Texas legislators can lend a sympathetic ear to UT-Austin's complaints, but the problem is that the 10 Percent Plan works only as it is, when its provisions are automatic and clear-cut. The benchmark could be set at a higher point for this one campus -- say, the top 7 percent -- but such an adjustment would only delay "filling up" the university at some point down the road. UT-Austin says its far-reaching campus plans call for improving student-teacher ratios by hiring more faculty and reducing the number of students. But these goals could be achieved by limiting transfer students or by hiring more professors, rather than by constraining the size of admitted classes.

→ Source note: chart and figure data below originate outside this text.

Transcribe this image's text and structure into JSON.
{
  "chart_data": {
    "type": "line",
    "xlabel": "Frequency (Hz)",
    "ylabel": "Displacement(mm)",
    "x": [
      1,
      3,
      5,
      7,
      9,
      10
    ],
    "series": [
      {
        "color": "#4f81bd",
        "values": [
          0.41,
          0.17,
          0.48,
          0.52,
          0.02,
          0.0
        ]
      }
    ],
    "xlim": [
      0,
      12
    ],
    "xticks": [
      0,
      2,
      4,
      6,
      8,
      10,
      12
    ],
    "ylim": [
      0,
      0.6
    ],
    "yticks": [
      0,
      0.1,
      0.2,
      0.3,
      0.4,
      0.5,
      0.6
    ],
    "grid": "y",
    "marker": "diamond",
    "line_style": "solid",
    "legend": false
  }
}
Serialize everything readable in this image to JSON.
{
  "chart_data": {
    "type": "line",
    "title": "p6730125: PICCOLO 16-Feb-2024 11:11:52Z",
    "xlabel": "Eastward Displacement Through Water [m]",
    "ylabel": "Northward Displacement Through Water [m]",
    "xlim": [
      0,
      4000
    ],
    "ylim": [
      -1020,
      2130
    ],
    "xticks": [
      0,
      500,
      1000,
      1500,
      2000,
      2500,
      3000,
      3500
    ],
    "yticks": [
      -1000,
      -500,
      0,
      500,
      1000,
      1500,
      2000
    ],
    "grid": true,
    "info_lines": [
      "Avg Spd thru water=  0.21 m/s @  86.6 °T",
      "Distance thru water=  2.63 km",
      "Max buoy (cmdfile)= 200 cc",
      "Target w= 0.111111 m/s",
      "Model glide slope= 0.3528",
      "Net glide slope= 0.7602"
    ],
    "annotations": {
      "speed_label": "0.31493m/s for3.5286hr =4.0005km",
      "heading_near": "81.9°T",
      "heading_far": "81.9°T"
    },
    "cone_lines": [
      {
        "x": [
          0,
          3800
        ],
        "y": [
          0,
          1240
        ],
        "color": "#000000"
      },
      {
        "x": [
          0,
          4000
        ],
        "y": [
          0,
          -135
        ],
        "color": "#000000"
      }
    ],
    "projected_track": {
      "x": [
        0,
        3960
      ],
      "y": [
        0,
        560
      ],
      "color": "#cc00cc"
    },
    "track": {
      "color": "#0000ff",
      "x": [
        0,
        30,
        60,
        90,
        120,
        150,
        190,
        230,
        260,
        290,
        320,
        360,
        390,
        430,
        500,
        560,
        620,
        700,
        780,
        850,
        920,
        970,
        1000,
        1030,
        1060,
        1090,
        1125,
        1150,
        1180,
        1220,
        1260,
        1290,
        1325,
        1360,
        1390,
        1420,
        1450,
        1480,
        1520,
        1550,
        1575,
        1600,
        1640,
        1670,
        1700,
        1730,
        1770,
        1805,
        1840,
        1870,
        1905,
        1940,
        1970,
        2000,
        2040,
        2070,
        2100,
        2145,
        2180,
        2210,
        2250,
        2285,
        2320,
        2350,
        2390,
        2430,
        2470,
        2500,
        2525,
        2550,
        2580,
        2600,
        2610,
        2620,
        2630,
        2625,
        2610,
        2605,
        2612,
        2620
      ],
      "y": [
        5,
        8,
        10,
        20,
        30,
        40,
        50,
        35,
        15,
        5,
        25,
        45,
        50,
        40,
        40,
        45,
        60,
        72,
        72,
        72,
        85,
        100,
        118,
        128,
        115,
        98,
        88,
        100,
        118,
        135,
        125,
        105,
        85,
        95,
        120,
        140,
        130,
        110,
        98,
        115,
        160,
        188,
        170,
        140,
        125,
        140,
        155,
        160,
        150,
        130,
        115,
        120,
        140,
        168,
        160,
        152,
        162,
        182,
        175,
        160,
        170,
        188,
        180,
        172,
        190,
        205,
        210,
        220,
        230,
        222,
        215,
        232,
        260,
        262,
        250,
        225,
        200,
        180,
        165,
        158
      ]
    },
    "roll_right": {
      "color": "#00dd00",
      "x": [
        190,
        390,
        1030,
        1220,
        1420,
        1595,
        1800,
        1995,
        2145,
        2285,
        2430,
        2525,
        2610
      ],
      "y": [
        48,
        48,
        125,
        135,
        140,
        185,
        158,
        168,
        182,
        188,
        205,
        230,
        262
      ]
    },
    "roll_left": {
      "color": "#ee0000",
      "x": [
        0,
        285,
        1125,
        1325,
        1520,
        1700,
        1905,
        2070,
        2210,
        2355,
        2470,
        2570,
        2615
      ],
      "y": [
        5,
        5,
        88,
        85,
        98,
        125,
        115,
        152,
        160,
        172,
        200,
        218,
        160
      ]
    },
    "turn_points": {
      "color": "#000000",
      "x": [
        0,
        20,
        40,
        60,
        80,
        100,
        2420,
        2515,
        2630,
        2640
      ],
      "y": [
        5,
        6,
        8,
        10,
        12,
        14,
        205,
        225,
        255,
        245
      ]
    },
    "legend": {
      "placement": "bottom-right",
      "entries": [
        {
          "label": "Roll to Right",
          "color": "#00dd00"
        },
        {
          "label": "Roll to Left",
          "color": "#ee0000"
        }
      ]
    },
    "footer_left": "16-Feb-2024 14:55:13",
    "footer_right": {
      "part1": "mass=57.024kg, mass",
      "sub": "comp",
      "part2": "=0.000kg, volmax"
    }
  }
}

There may be other options that UT-Austin could pursue, but if the core problem is "too many excellent students," only two plausible solutions exist: other Texas public institutions need to step up and aggressively recruit these students, and the state needs to create more attractive flagships. The results of that second option are readily visible in California, where virtually all UC campuses except the fledgling Merced campus are awash in applications from highly accomplished students. Just as not every qualified student in California can go to Berkeley, perhaps not every qualified student can plan on attending UT-Austin.
Institutions such as the University of Virginia or the University of North Carolina at Chapel Hill struggle to recruit rural high school graduates and first generation students. Some public universities have followed the lead of guaranteeing full financial aid and not simply reimbursable loans, so as to diversify their entering classes. In most states, there are racial housing patterns that make recruiting from a wider swath of high schools efficacious. The deeply ingrained mythology of graduating first in one's class is an extreme version of percentage plans, but virtually every college tracks and recruits such high-achieving frogs.
Instead of waiting for Ward Connerly to stir the pot, and then to be left stunned when he wins a referendum, states might be well advised to consider a system like this, which is consistent with long-standing flagship traditions in many cases. Why don't Connerly and the Center for Individual Rights and such others lead a similar charge against legacy programs in public colleges, a demonstrably and predominantly white policy?
And as Texas legislators mull changes to the 10 Percent Plan to accommodate UT-Austin, they should recognize how some state campuses -- most notably Texas A&M University -- stubbornly resist using the affirmative-action tools allowed by the Supreme Court. By declining to reinstate racial admissions criteria in the wake of the Grutter decision, Texas A&M lost any standing to be "let off the hook" from the requirements of the 10 Percent Plan. As my dear friend Representative Rangel might say, any university that shirks its obligations to qualified students deserves to be scolded -- or worse.